A year later, N. P. Willis, who was a great observer of proportions, met Moore at Lady Blessington’s, and thus recorded his observations: “His forehead is wrinkled, with the exception of a most prominent development of the organ of gayety, which, singularly enough, shines with the lustre and smooth polish of a pearl, and is surrounded by a semicircle of lines drawn close about it like intrenchments against Time. His eyes still sparkle like a champagne bubble, though the invader has drawn his pencillings about the corners.... His mouth is the most characteristic feature of all. The lips are delicately cut, slight, and changeable as an aspen, but there is a set look about the lower lip—a determination of the muscle to a particular expression, and you fancy that you can almost see wit astride upon it.... The slightly tossed nose confirms the fun of the expression, and altogether it is a face that sparkles, beams, radiates.”

This was Moore as others saw him when he was in his prime. His later years were clouded by a loss of memory, and a helplessness almost childish.
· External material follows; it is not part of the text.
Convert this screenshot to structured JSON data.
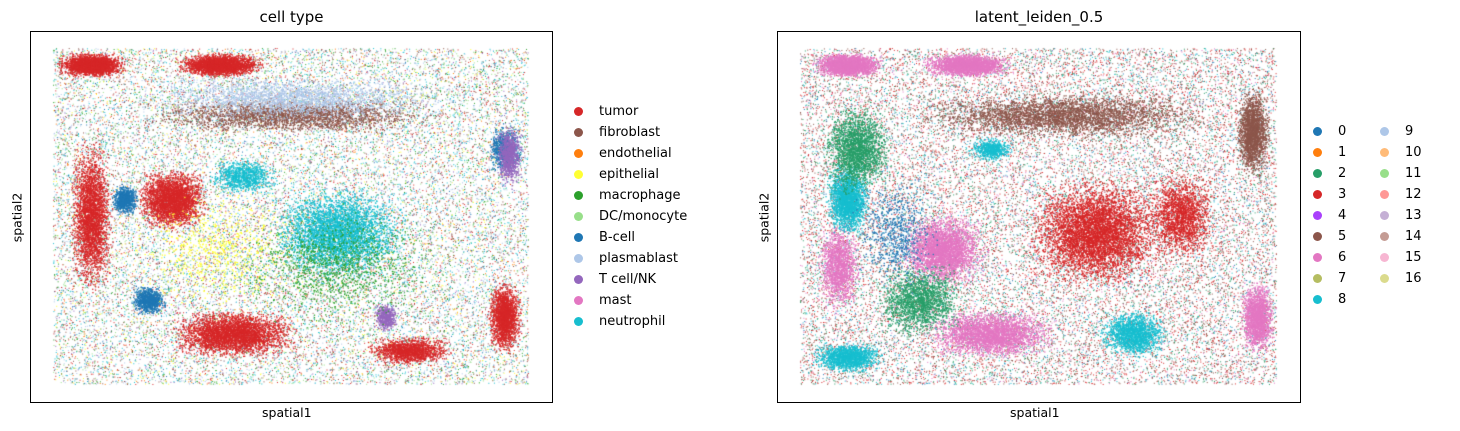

The light of his intellect grew dim by degrees, although Lord John Russell said that there was never a total extinction of the bright flame. He died calmly and without pain; and the cast of his face certainly reflects much that Willis had drawn in his Pencillings by the Way.
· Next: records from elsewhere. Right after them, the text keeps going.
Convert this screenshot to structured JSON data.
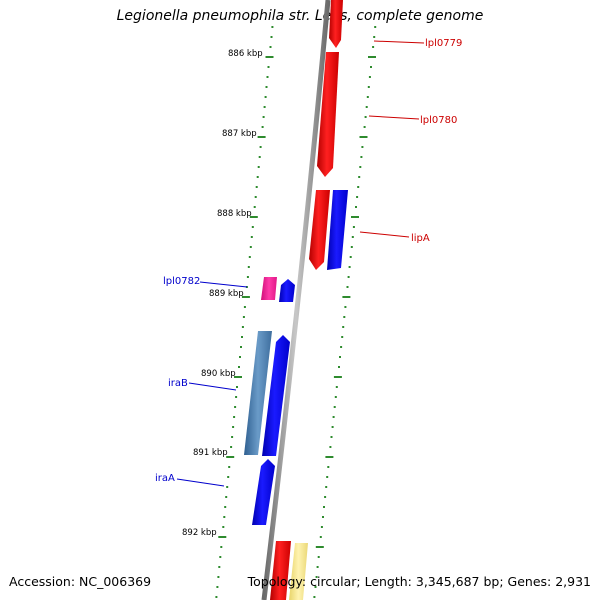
{
  "title": "Legionella pneumophila str. Lens, complete genome",
  "accession": "Accession: NC_006369",
  "topology": "Topology: circular; Length: 3,345,687 bp; Genes: 2,931",
  "scale_labels": [
    "886 kbp",
    "887 kbp",
    "888 kbp",
    "889 kbp",
    "890 kbp",
    "891 kbp",
    "892 kbp"
  ],
  "gene_labels": [
    {
      "name": "lpl0779",
      "color": "#cc0000"
    },
    {
      "name": "lpl0780",
      "color": "#cc0000"
    },
    {
      "name": "lipA",
      "color": "#cc0000"
    },
    {
      "name": "lpl0782",
      "color": "#0000cc"
    },
    {
      "name": "iraB",
      "color": "#0000cc"
    },
    {
      "name": "iraA",
      "color": "#0000cc"
    }
  ],
  "colors": {
    "forward_gene": "#ff0000",
    "reverse_gene": "#0000ff",
    "steelblue_gene": "#4a7fb0",
    "magenta_gene": "#ff1493",
    "yellow_gene": "#f0e08a",
    "backbone": "#808080",
    "ticks": "#2e8b2e"
  }
}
Sheridan said once of a fellow-Irishman that Burke’s “abilities, happily for the glory of our age, are not intrusted to the perishable eloquence of the day, but will live to be the admiration of that hour when all of us shall be mute, and most of us forgotten.” Burke, in all his relations, was a better man than Sheridan, and he met, as he deserved, a better fate. He fell asleep for the last time with Addison’s chapter on “The Immortality of the Soul” under his pillow, and with the respect and gratitude of all England at his feet. The mask of Burke was offered for sale—and was sold—in London a few months ago, with a certificate from Mr. Edward B. Wood, stating that it was made by the especial desire of Queen Charlotte on the day of Burke’s death. The name of the artist is unknown, but he is said to have received two hundred guineas for the work. After the death of her Majesty the mask was given by George IV. to C. Nugent, his gentleman-in-waiting, from whom it came into the possession of his nephew, Mr. Wood. This original mask, from the Queen’s cabinet, is now the property of The Players. It is very like the familiar portrait of Burke by Opie.


EDMUND BURKE


George Combe had a mask of Curran in this country, of which mine, no doubt, is a replica, as it bears a strong resemblance to the established portraits of Curran. Its existence does not appear to have been known to the sculptor of the medallion head of Curran on the monument in St. Patrick’s, Dublin, for that was avowedly taken from the portrait by Sir Thomas Lawrence. A short time before his death Curran wrote to a friend that his “entire life had been passed in a wretched futurity,” but that happily he had found the remedy, and that was to “give over the folly of breathing at all.” He ceased to breathe at all in Brompton, London, in the autumn of 1817; and his bones, now buried in Dublin, were laid for some years in a vault of Paddington church.

We learn from various sources that Curran was under the middle height, “very ugly,” with intensely bright, black eyes, perfectly straight jet-black hair, a “thick” complexion, and “a protruding underlip on a retreating face.” Croker, speaking of his oratory, said: “You began by being prejudiced against him by his bad character and ill-looking appearance, like the devil with his tail cut off, and you were at last carried away by his splendid language and by the power of his metaphor.”